入退居時の補修費用リスク

投稿者: | 2024年1月15日

目次

居住者退去後の補修工事(リフォーム工事)

>また、通常は弊社にてリフォームをさせていただいているケースが8割

入退居時の室内補修工事は、ほぼ100%のオーナーが管理会社に発注していると思います。アパート経営をしたことの無い方は、「なぜ相見積もりを取らないのか」と思われるかも知れませんが、人気の物件では一ヶ月前の退去通告後、実際の退居までに物件の中を見ずに次の申し込みが入ります。

当然ですが退去者が部屋を空けてくれないと、工事見積すら取れませんから、ソコからさらにもう数社の見積など、取っている時間はありません。もっと分かりやすく言えば、ソコで数千円うかせるために、工事遅延による入居遅延を引き起こし、引っ越し代10万円と工事完了までのホテル代5万円、更に入るはずだった日割り家賃を棒に振るというのは愚かとしか言いようがありません。

よって、普通にしていれば居住者退去後の補修工事は、目をつむっていても管理会社に落ちることになります。

ところが、この補修工事を、自社でキッチリ責任を持って施工するという管理会社は、探していただければすぐに分かりますが、ほぼ存在しません。

そこでキックバックと下請けタタキが盛大に繰り広げられることになるのです。
相当、信じられないような単価で、補修工事が実施されていると言うことも少なくありません。

退去者に対する、補修費用の請求

最近では国交省が敷金精算にガイドラインを設ける等、以前よりは無理な請求は減ってはいますが、それでも退去者過失の破損汚損は当然に補修費用を請求できるものです。


>家主様に送金をするケースはあまりありません。
>管理戸数が750戸ぐらい・・・家主様送金は2件のみです。

これ、別に悪質でも何でも無くて、普通のことです。

つまり退去者から徴収した補修費用は、事実上、管理会社の売上になっていて(勿論、御社がと言うことでは無く一般的にそういう場合が多くて)、実際の補修費用はオーナーに請求していると言うことになりますか。

管理会社Mの場合、補修実費と請求額に上乗せ分がほとんど無いから、非常に良心的ですが。

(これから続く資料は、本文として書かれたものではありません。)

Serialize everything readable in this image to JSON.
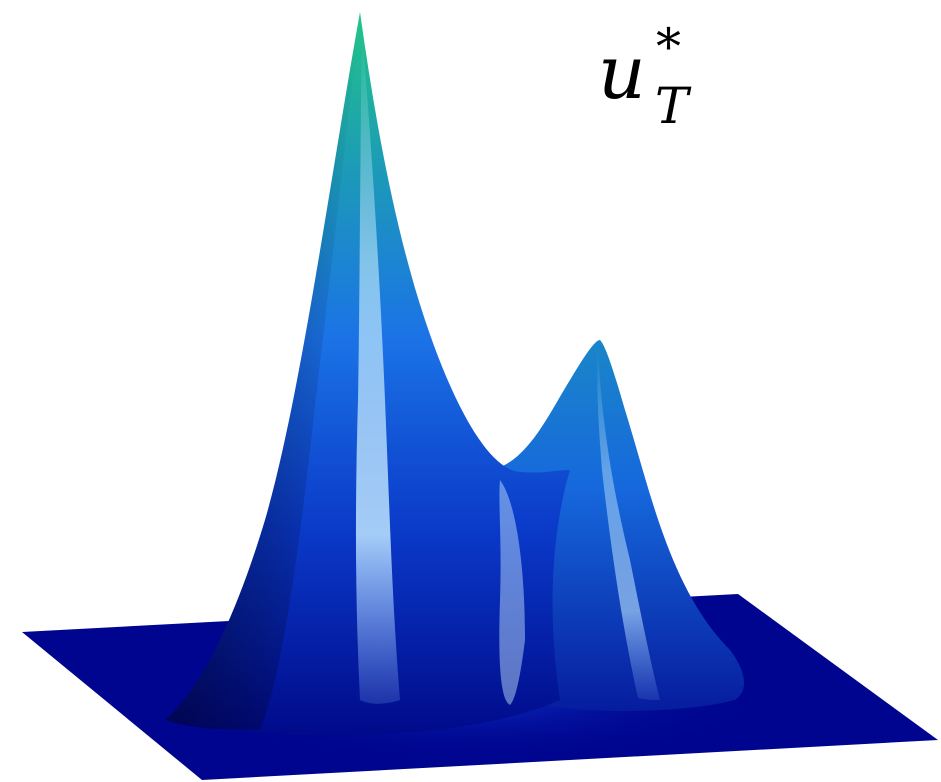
{
  "label": {
    "symbol": "u",
    "subscript": "T",
    "superscript": "*"
  },
  "surface": {
    "plane_color": "#00058f",
    "colormap": [
      "#000a8a",
      "#0a39c8",
      "#1b73e6",
      "#1c9ab8",
      "#22c486"
    ],
    "peaks": [
      {
        "name": "main",
        "relative_height": 1.0
      },
      {
        "name": "secondary",
        "relative_height": 0.45
      }
    ]
  }
}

この記事を読んではじめて、自分には補修費用の請求ばかりが来ていて、回収した金額の送金がないと気づき、怒り狂っている方。自業自得です。

補修費用がプラス決算の当社コンサル案件

記事を読まれれば賢い方はすぐに気づくと思いますが、補修費用の請求額と補修工事の発注額に差があると言うことは、補修の費目をプラスで回すことも不可能ではありません。

実際、23年の当社の管理コンサル案件には、退去者への補修費用の請求額合計が約50万円であるところ、実際の補修発注額は30万円弱という運用実績がありました。つまりその年にその賃貸アパートではオーナーは補修費用を支払っていないどころか20万円の売上増になっているのです。

これが管理会社任せにして、両方取られていると事実上はマイナス80万になります。